Families have cultures, based on the blending of their individual personalities and behaviours, clans have cultures, tribes have cultures and nations have cultures.  What we need to grasp is that organizations have cultures too, in other words a unique way of collectively doing things, of beliefs and values, and ways of thinking about things.  One component of the organisational culture is safety culture, which is how the whole workforce act towards each other and the belief systems that exert pressure on individuals to act safely in their own interest and that of others.
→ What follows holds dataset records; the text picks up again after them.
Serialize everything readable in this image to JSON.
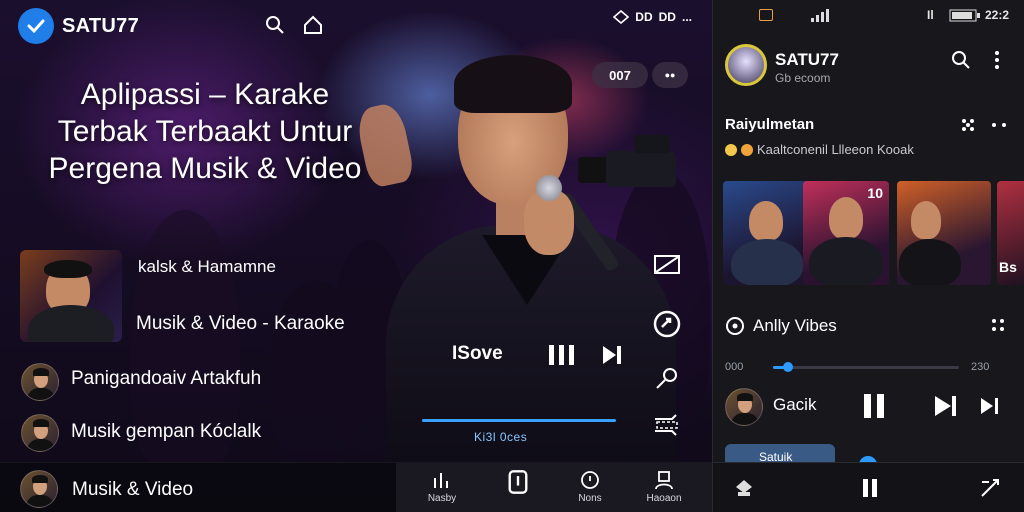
{
  "app": {
    "brand": "SATU77",
    "headline": "Aplipassi – Karake Terbak Terbaakt Untur Pergena Musik & Video",
    "status_left": [
      "DD",
      "DD",
      "..."
    ],
    "pill_count": "007",
    "pill_dots": "●●"
  },
  "list": {
    "items": [
      {
        "label": "kalsk & Hamamne"
      },
      {
        "label": "Musik & Video - Karaoke"
      },
      {
        "label": "Panigandoaiv Artakfuh"
      },
      {
        "label": "Musik gempan Kóclalk"
      }
    ]
  },
  "player": {
    "label": "ISove",
    "time": "Ki3l 0ces",
    "progress": 0.95
  },
  "bottombar": {
    "now": "Musik & Video",
    "nav": [
      {
        "label": "Nasby",
        "icon": "chart-icon"
      },
      {
        "label": "",
        "icon": "phone-icon"
      },
      {
        "label": "Nons",
        "icon": "clock-icon"
      },
      {
        "label": "Haoaon",
        "icon": "user-icon"
      }
    ]
  },
  "panel": {
    "status_time": "22:2",
    "status_battery": "B",
    "status_signal": "Il",
    "name": "SATU77",
    "subtitle": "Gb ecoom",
    "section_title": "Raiyulmetan",
    "section_sub": "Kaaltconenil Llleeon Kooak",
    "thumb_badge": "10",
    "thumb_last": "Bs",
    "vibes_title": "Anlly Vibes",
    "time_start": "000",
    "time_end": "230",
    "track_name": "Gacik",
    "chip_text": "Satuik"
  },
  "colors": {
    "accent": "#2b9bff",
    "brand_blue": "#1f7ee8",
    "avatar_ring": "#d9c83b"
  }
}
The modern industrial organization is the most complex invention of the mind of man.  It is difficult, perhaps impossible, for anyone to understand all its ramifications and interactions.  In most of the heavily industrialized nations, particularly in the West, the worst excesses of the Industrial Revolution have left us a legacy of millions who were killed or maimed in the most horrible and brutal ways.  Governments were slow to act, but eventually, in the face of public pressure exerted at the ballot box, measures were brought in to introduce legislation and factory inspectors.  In the beginning, fines were derisively small, no more than slaps on the wrist, but throughout the last century, as public awareness rose and political conscience awakened, steps were taken to legislate for the introduction of safety-management systems and, more recently, risk-management systems.

In recent times, attempts have been made to change organizational safety culture by bringing in Acts and regulations like the occupational health and safety Acts now in force in every Australian State and Territory.

The emphasis in these is on duty of care.  This is an admirable concept, which spells out in detail the management requirements for allocating rights and duties for ensuring the health and safety of all persons in the workplace.

Duty of Care

In the Australian Industry Commission Report No. 47 on Work, Health and Safety (Sept. 1995) is the definition currently accepted by all jurisdictions.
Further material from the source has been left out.